Not really sure what to expect, I took Re-Assembly home and made myself comfortable. The photo from the press kit depicts a woman holding a ukulele surrounded by six men with various instruments, including a banjo, steel guitar, washboard and violin (or is it a fiddle?). I pressed play and was greeted by a warning: “Wait! This is a three-hour, seven-minute movie. Do you have enough beer, weed and snacks?” Well, no, I had none of the above, but I proceeded anyway.
The Asylum Street Spankers looked poised to perform on the back porch of a Texas lake house. After a brief intro reminding the audience to keep it down (the Spankers are entirely acoustic), they opened with the appropriately named “Monkey Rag,” followed by a heartfelt ode to beer. In that old ragtime style, Christina Marrs and Wammo, both founding members of the Asylum Street Spankers, proceeded to blow me away.

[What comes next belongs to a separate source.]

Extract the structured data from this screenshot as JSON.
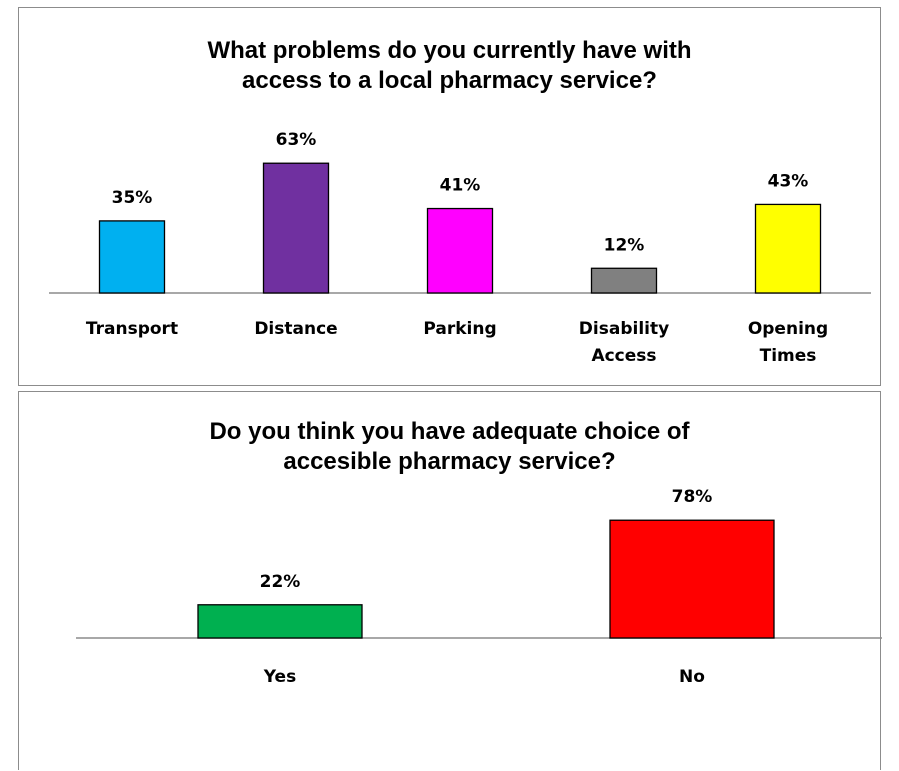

I called Christina Marrs a few days later to find her recovering from a late night in Boulder, Colo. She and the rest of the Spankers were on their way to Los Angeles. “You don’t see a lot of humor in music any more,” she said. “There’s this idea that if there’s anything funny about it, it’s not ‘serious’ music ... that anything humorous is a novelty.” It’s a misconception the Spankers try to disprove whenever possible. “We have a vaudevillian aspect. You can only really get away with humor if your audience is fully engaged in what’s going on.” Like when a recorded performance from two years ago has you under its spell for three hours and seven minutes? I told her they’re doing just fine.